BBC: Fukuoka Hilton Hotel refuses entry to Cuban Ambassador due to “US sanctions”. J authorities call action “illegal”. How quaint.
BBC: A US-owned hotel in Japan has been criticized by Japanese authorities after it denied the Cuban ambassador a room over fears it would violate US sanctions on Cuba. The Hilton Fukuoka Sea Hawk told Ambassador Carlos Pereria he could not stay last month because it could not accommodate Cuban government guests. That prompted a Cuban complaint. Japanese officials in the city have since told the hotel it was illegal to refuse rooms based on nationality.
JT: Japan’s law regulating hotel operations states that guests cannot be refused unless they carry an infectious disease or are suspected of committing illegal activities. The Health, Labor and Welfare Ministry pointed out that denying accommodation based on nationality is against the law. “The hotels operating domestically must comply with the law,” the ministry said. A Hilton spokesperson said, “We refuse to provide service to officials of the government or state-owned enterprises of countries under U.S. economic sanctions such as North Korea, Iran and Syria. We would like to discuss about the matter internally in response to the guidance.”

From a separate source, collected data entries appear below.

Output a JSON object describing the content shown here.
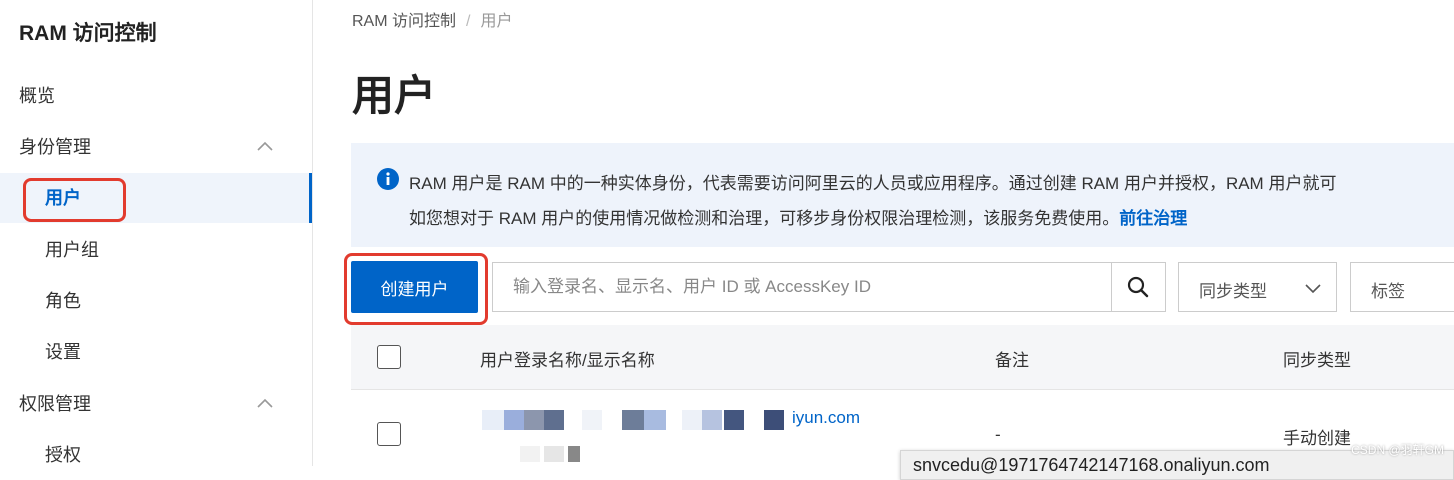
{
  "sidebar": {
    "title": "RAM 访问控制",
    "items": [
      {
        "label": "概览",
        "sub": false,
        "chevron": false,
        "active": false
      },
      {
        "label": "身份管理",
        "sub": false,
        "chevron": true,
        "active": false
      },
      {
        "label": "用户",
        "sub": true,
        "chevron": false,
        "active": true
      },
      {
        "label": "用户组",
        "sub": true,
        "chevron": false,
        "active": false
      },
      {
        "label": "角色",
        "sub": true,
        "chevron": false,
        "active": false
      },
      {
        "label": "设置",
        "sub": true,
        "chevron": false,
        "active": false
      },
      {
        "label": "权限管理",
        "sub": false,
        "chevron": true,
        "active": false
      },
      {
        "label": "授权",
        "sub": true,
        "chevron": false,
        "active": false
      }
    ]
  },
  "breadcrumb": {
    "root": "RAM 访问控制",
    "separator": "/",
    "current": "用户"
  },
  "page_title": "用户",
  "notice": {
    "icon": "info-icon",
    "line1": "RAM 用户是 RAM 中的一种实体身份，代表需要访问阿里云的人员或应用程序。通过创建 RAM 用户并授权，RAM 用户就可",
    "line2": "如您想对于 RAM 用户的使用情况做检测和治理，可移步身份权限治理检测，该服务免费使用。",
    "link": "前往治理"
  },
  "toolbar": {
    "create_button": "创建用户",
    "search_placeholder": "输入登录名、显示名、用户 ID 或 AccessKey ID",
    "sync_type_select": "同步类型",
    "tag_select": "标签"
  },
  "table": {
    "columns": [
      "用户登录名称/显示名称",
      "备注",
      "同步类型"
    ],
    "rows": [
      {
        "login_suffix": "iyun.com",
        "note": "-",
        "sync_type": "手动创建"
      }
    ]
  },
  "tooltip": "snvcedu@1971764742147168.onaliyun.com",
  "watermark": "CSDN @羽轩GM",
  "colors": {
    "accent": "#0064c8",
    "highlight_box": "#e23b2e",
    "notice_bg": "#eef3fb"
  }
}
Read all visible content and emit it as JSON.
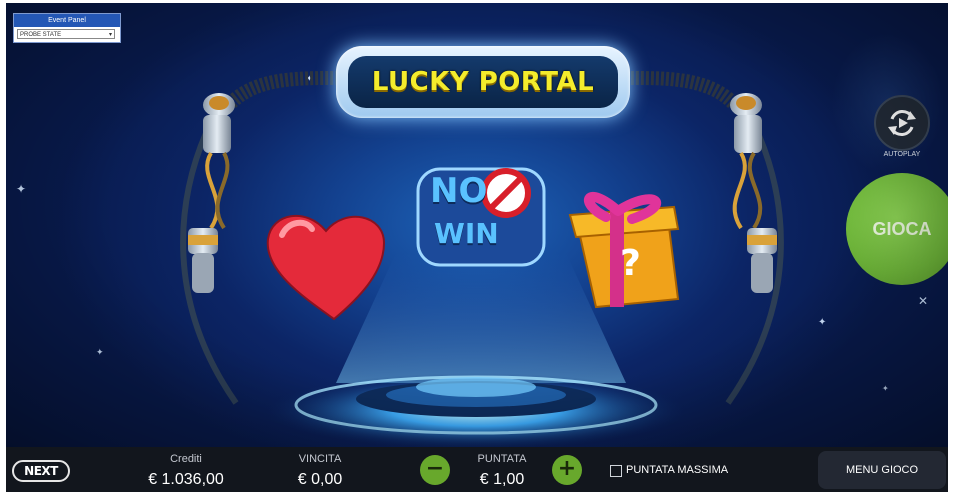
{
  "dev_panel": {
    "title": "Event Panel",
    "selected": "PROBE STATE"
  },
  "game": {
    "title": "LUCKY PORTAL",
    "symbols": [
      "heart",
      "no-win",
      "mystery-gift"
    ],
    "no_win_line1": "NO",
    "no_win_line2": "WIN",
    "gift_mark": "?"
  },
  "controls": {
    "autoplay_label": "AUTOPLAY",
    "play_label": "GIOCA"
  },
  "bottom_bar": {
    "logo": "NEXT",
    "credits_label": "Crediti",
    "credits_value": "€ 1.036,00",
    "win_label": "VINCITA",
    "win_value": "€ 0,00",
    "minus": "−",
    "bet_label": "PUNTATA",
    "bet_value": "€ 1,00",
    "plus": "+",
    "max_bet_label": "PUNTATA MASSIMA",
    "max_bet_checked": false,
    "menu_label": "MENU GIOCO"
  },
  "colors": {
    "play_green": "#6fb73a",
    "title_yellow": "#f4ec2c",
    "bar_bg": "#12161d"
  }
}
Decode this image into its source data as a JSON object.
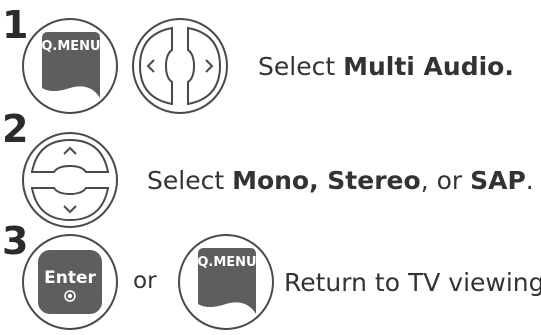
{
  "steps": [
    {
      "number": "1",
      "buttons": [
        {
          "label": "Q.MENU",
          "kind": "qmenu-key"
        },
        {
          "label": "",
          "kind": "left-right-nav-pad"
        }
      ],
      "text_prefix": "Select ",
      "text_bold": "Multi Audio."
    },
    {
      "number": "2",
      "buttons": [
        {
          "label": "",
          "kind": "up-down-nav-pad"
        }
      ],
      "text_prefix": "Select ",
      "text_bold_1": "Mono, Stereo",
      "text_mid": ", or ",
      "text_bold_2": "SAP",
      "text_suffix": "."
    },
    {
      "number": "3",
      "buttons": [
        {
          "label": "Enter",
          "kind": "enter-key"
        },
        {
          "label": "Q.MENU",
          "kind": "qmenu-key"
        }
      ],
      "or_text": "or",
      "text": "Return to TV viewing."
    }
  ],
  "colors": {
    "key_fill": "#5e5e5e",
    "pad_fill": "#ffffff",
    "outline": "#4a4a4a",
    "text": "#333333"
  }
}
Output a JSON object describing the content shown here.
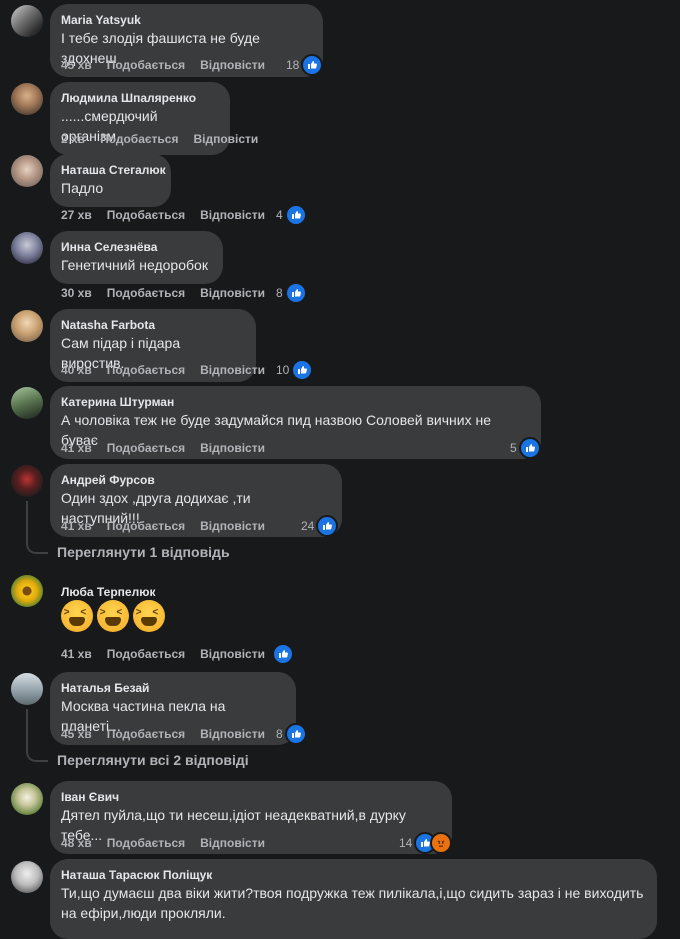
{
  "actions": {
    "like": "Подобається",
    "reply": "Відповісти"
  },
  "comments": [
    {
      "author": "Maria Yatsyuk",
      "text": "І тебе злодія фашиста не буде здохнеш",
      "time": "45 хв",
      "reactions": "18",
      "reaction_icons": [
        "like-icon"
      ]
    },
    {
      "author": "Людмила Шпаляренко",
      "text": "......смердючий організм.",
      "time": "2 хв",
      "reactions": "",
      "reaction_icons": []
    },
    {
      "author": "Наташа Стегалюк",
      "text": "Падло",
      "time": "27 хв",
      "reactions": "4",
      "reaction_icons": [
        "like-icon"
      ]
    },
    {
      "author": "Инна Селезнёва",
      "text": "Генетичний недоробок",
      "time": "30 хв",
      "reactions": "8",
      "reaction_icons": [
        "like-icon"
      ]
    },
    {
      "author": "Natasha Farbota",
      "text": "Сам підар і підара виростив.",
      "time": "40 хв",
      "reactions": "10",
      "reaction_icons": [
        "like-icon"
      ]
    },
    {
      "author": "Катерина Штурман",
      "text": "А чоловіка теж не буде задумайся пид назвою Соловей вичних не буває",
      "time": "41 хв",
      "reactions": "5",
      "reaction_icons": [
        "like-icon"
      ]
    },
    {
      "author": "Андрей Фурсов",
      "text": "Один здох ,друга додихає ,ти наступний!!!",
      "time": "41 хв",
      "reactions": "24",
      "reaction_icons": [
        "like-icon"
      ],
      "replies_link": "Переглянути 1 відповідь"
    },
    {
      "author": "Люба Терпелюк",
      "text": "",
      "time": "41 хв",
      "reactions": "",
      "reaction_icons": [
        "like-icon"
      ],
      "emoji_count": 3
    },
    {
      "author": "Наталья Безай",
      "text": "Москва частина пекла на планеті...",
      "time": "45 хв",
      "reactions": "8",
      "reaction_icons": [
        "like-icon"
      ],
      "replies_link": "Переглянути всі 2 відповіді"
    },
    {
      "author": "Іван Євич",
      "text": "Дятел пуйла,що ти несеш,ідіот неадекватний,в дурку тебе...",
      "time": "48 хв",
      "reactions": "14",
      "reaction_icons": [
        "like-icon",
        "angry-icon"
      ]
    },
    {
      "author": "Наташа Тарасюк Поліщук",
      "text": "Ти,що думаєш два віки жити?твоя подружка теж пилікала,і,що сидить зараз і не виходить на ефіри,люди прокляли.",
      "time": "",
      "reactions": "",
      "reaction_icons": []
    }
  ],
  "colors": {
    "background": "#18191a",
    "bubble": "#3a3b3c",
    "text": "#e4e6eb",
    "secondary": "#b0b3b8",
    "like_blue": "#1b74e4"
  }
}
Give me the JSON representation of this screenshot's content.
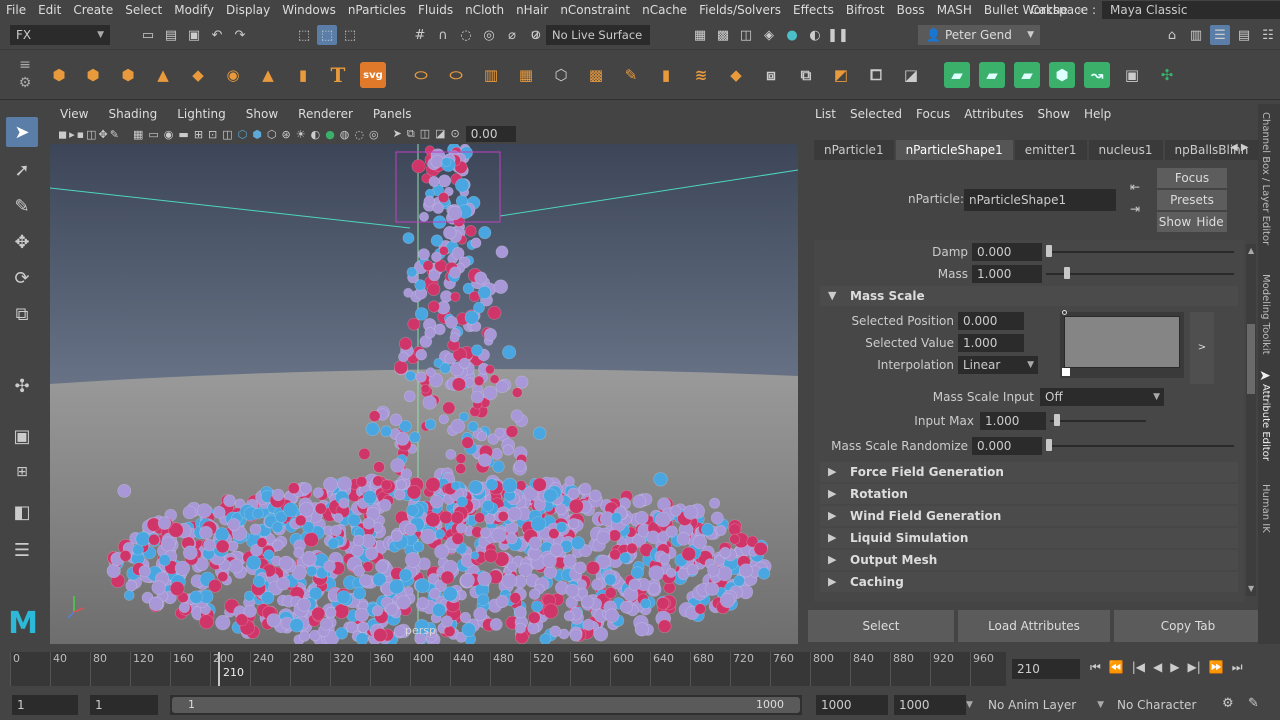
{
  "menubar": {
    "items": [
      "File",
      "Edit",
      "Create",
      "Select",
      "Modify",
      "Display",
      "Windows",
      "nParticles",
      "Fluids",
      "nCloth",
      "nHair",
      "nConstraint",
      "nCache",
      "Fields/Solvers",
      "Effects",
      "Bifrost",
      "Boss",
      "MASH",
      "Bullet",
      "Cache"
    ],
    "more_glyph": "»",
    "workspace_label": "Workspace :",
    "workspace_value": "Maya Classic"
  },
  "statusline": {
    "menuset": "FX",
    "live_surface": "No Live Surface",
    "user": "Peter Gend"
  },
  "shelf": {
    "svg_label": "svg",
    "text_label": "T"
  },
  "viewport": {
    "menu": [
      "View",
      "Shading",
      "Lighting",
      "Show",
      "Renderer",
      "Panels"
    ],
    "camera_label": "persp",
    "exposure_value": "0.00",
    "colors": {
      "particle_pink": "#d0356a",
      "particle_blue": "#4aa6e0",
      "particle_lilac": "#a898d8",
      "sky_top": "#4b5a6e",
      "ground": "#8a8a8a"
    }
  },
  "attribute_editor": {
    "menu": [
      "List",
      "Selected",
      "Focus",
      "Attributes",
      "Show",
      "Help"
    ],
    "tabs": [
      "nParticle1",
      "nParticleShape1",
      "emitter1",
      "nucleus1",
      "npBallsBlinn"
    ],
    "active_tab": "nParticleShape1",
    "node_label": "nParticle:",
    "node_value": "nParticleShape1",
    "focus_button": "Focus",
    "presets_button": "Presets",
    "show_button": "Show",
    "hide_button": "Hide",
    "damp_label": "Damp",
    "damp_value": "0.000",
    "mass_label": "Mass",
    "mass_value": "1.000",
    "mass_scale_section": "Mass Scale",
    "selected_position_label": "Selected Position",
    "selected_position_value": "0.000",
    "selected_value_label": "Selected Value",
    "selected_value_value": "1.000",
    "interpolation_label": "Interpolation",
    "interpolation_value": "Linear",
    "ramp_expand": ">",
    "mass_scale_input_label": "Mass Scale Input",
    "mass_scale_input_value": "Off",
    "input_max_label": "Input Max",
    "input_max_value": "1.000",
    "mass_scale_randomize_label": "Mass Scale Randomize",
    "mass_scale_randomize_value": "0.000",
    "collapsed_sections": [
      "Force Field Generation",
      "Rotation",
      "Wind Field Generation",
      "Liquid Simulation",
      "Output Mesh",
      "Caching"
    ],
    "bottom_buttons": [
      "Select",
      "Load Attributes",
      "Copy Tab"
    ]
  },
  "side_tabs": [
    "Channel Box / Layer Editor",
    "Modeling Toolkit",
    "Attribute Editor",
    "Human IK"
  ],
  "time_slider": {
    "ticks": [
      "0",
      "40",
      "80",
      "120",
      "160",
      "200",
      "240",
      "280",
      "320",
      "360",
      "400",
      "440",
      "480",
      "520",
      "560",
      "600",
      "640",
      "680",
      "720",
      "760",
      "800",
      "840",
      "880",
      "920",
      "960"
    ],
    "current_frame_marker": "210",
    "current_frame": "210"
  },
  "range_slider": {
    "start_field": "1",
    "playback_start": "1",
    "range_start_label": "1",
    "range_end_label": "1000",
    "playback_end": "1000",
    "end_field": "1000",
    "anim_layer": "No Anim Layer",
    "character_set": "No Character Set"
  }
}
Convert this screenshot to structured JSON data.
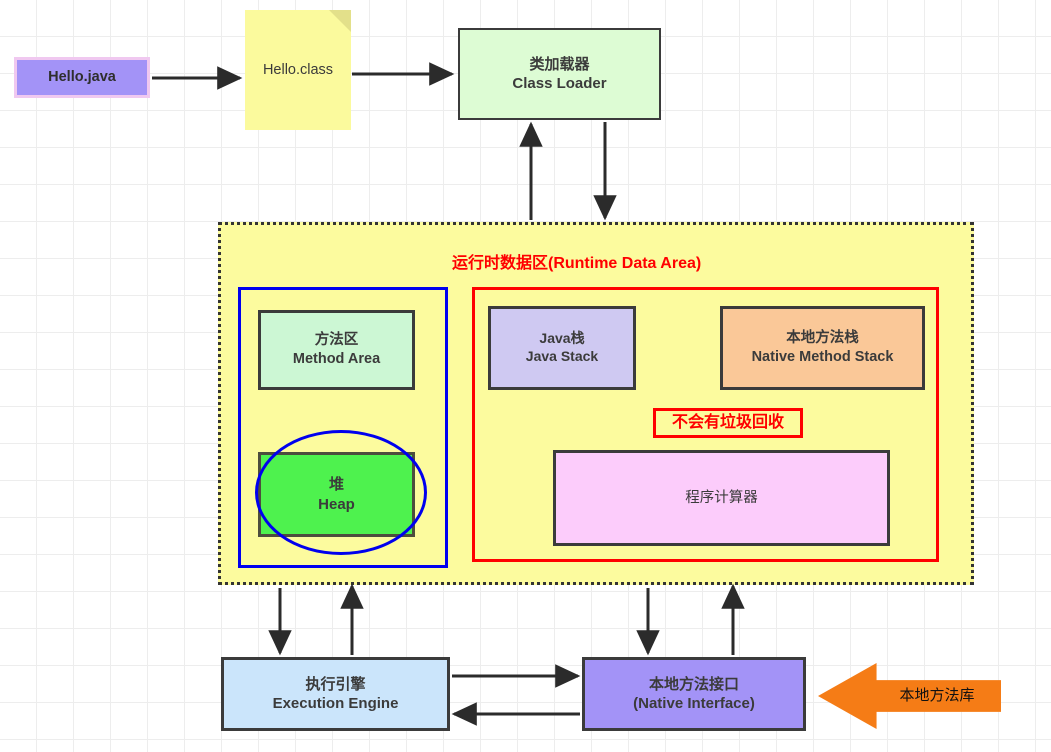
{
  "diagram": {
    "title_visible": false,
    "colors": {
      "runtime_fill": "#fcfb9e",
      "runtime_border": "#333333",
      "accent_red": "#ff0000",
      "accent_blue": "#0000ee",
      "orange": "#f57c16",
      "heap_green": "#4ef24e",
      "method_area_green": "#ccf7d4",
      "java_stack_purple": "#cfc9f2",
      "native_stack_orange": "#fac898",
      "pc_pink": "#fcccfb",
      "exec_engine_blue": "#cbe5fb",
      "native_interface_purple": "#a393f7",
      "class_loader_green": "#ddfcd4",
      "class_file_yellow": "#fbfa9d"
    }
  },
  "nodes": {
    "hello_java": {
      "label": "Hello.java"
    },
    "hello_class": {
      "label": "Hello.class"
    },
    "class_loader": {
      "cn": "类加载器",
      "en": "Class Loader"
    },
    "runtime_area": {
      "title": "运行时数据区(Runtime Data Area)"
    },
    "method_area": {
      "cn": "方法区",
      "en": "Method Area"
    },
    "heap": {
      "cn": "堆",
      "en": "Heap"
    },
    "java_stack": {
      "cn": "Java栈",
      "en": "Java Stack"
    },
    "native_method_stack": {
      "cn": "本地方法栈",
      "en": "Native Method Stack"
    },
    "no_gc_note": {
      "label": "不会有垃圾回收"
    },
    "pc_register": {
      "cn": "程序计算器"
    },
    "execution_engine": {
      "cn": "执行引擎",
      "en": "Execution Engine"
    },
    "native_interface": {
      "cn": "本地方法接口",
      "en": "(Native Interface)"
    },
    "native_library": {
      "label": "本地方法库"
    }
  }
}
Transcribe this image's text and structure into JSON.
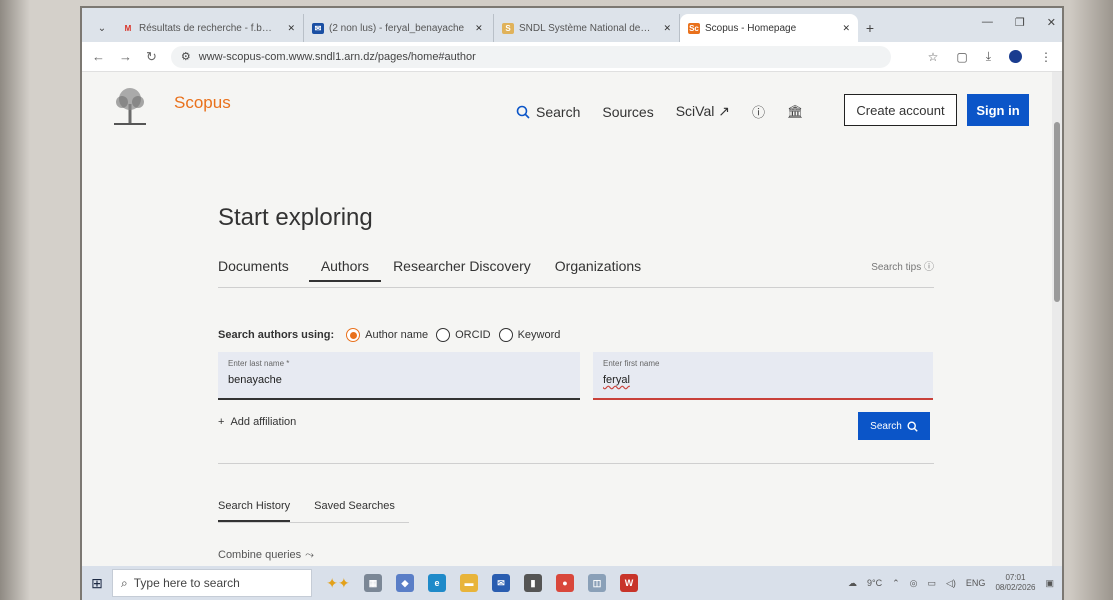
{
  "browser": {
    "tabs": [
      {
        "title": "Résultats de recherche - f.bena",
        "favicon": "gmail-icon",
        "color": "#d93025"
      },
      {
        "title": "(2 non lus) - feryal_benayache",
        "favicon": "mail-icon",
        "color": "#1a4fa3"
      },
      {
        "title": "SNDL Système National de Doc",
        "favicon": "sndl-icon",
        "color": "#e0b25a"
      },
      {
        "title": "Scopus - Homepage",
        "favicon": "scopus-icon",
        "color": "#e9711c",
        "active": true
      }
    ],
    "url": "www-scopus-com.www.sndl1.arn.dz/pages/home#author"
  },
  "header": {
    "brand": "Scopus",
    "nav": {
      "search": "Search",
      "sources": "Sources",
      "scival": "SciVal ↗"
    },
    "create_account": "Create account",
    "sign_in": "Sign in"
  },
  "main": {
    "title": "Start exploring",
    "tabs": [
      "Documents",
      "Authors",
      "Researcher Discovery",
      "Organizations"
    ],
    "active_tab": "Authors",
    "search_tips": "Search tips ⓘ",
    "search_using_label": "Search authors using:",
    "options": [
      "Author name",
      "ORCID",
      "Keyword"
    ],
    "selected_option": "Author name",
    "last_name": {
      "label": "Enter last name *",
      "value": "benayache"
    },
    "first_name": {
      "label": "Enter first name",
      "value": "feryal"
    },
    "add_affiliation": "Add affiliation",
    "search_button": "Search",
    "history_tabs": [
      "Search History",
      "Saved Searches"
    ],
    "combine_queries": "Combine queries"
  },
  "taskbar": {
    "search_placeholder": "Type here to search",
    "weather": "9°C",
    "lang": "ENG",
    "time": "07:01",
    "date": "08/02/2026"
  }
}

COMMENT: Well, well, well. I guess it’s helpful to be foreign and connected in high places. As has been reported for decades on Debito.org, Japan’s hotel refusals by nationality are so normalized that hotels routinely ignore the law being cited, refusing “foreigners” entry due to “lack of facilities”, “discomfort on the part of the management or Japanese customers”, or just for being “customers while foreign” (or even the “wrong foreign customers”). Sometimes these refusals have the backing and encouragement of local police agencies and other authorities in their overzealous “anti-terrorism”/”anti-crime”/”anti-infectious disease” campaigns (because after all, only “foreigners” do all that in Japan). Now the Cuban Ambassador gets refused. And suddenly the law gets applied. Good. Now let’s apply it everywhere, for a change. That’s what laws are for.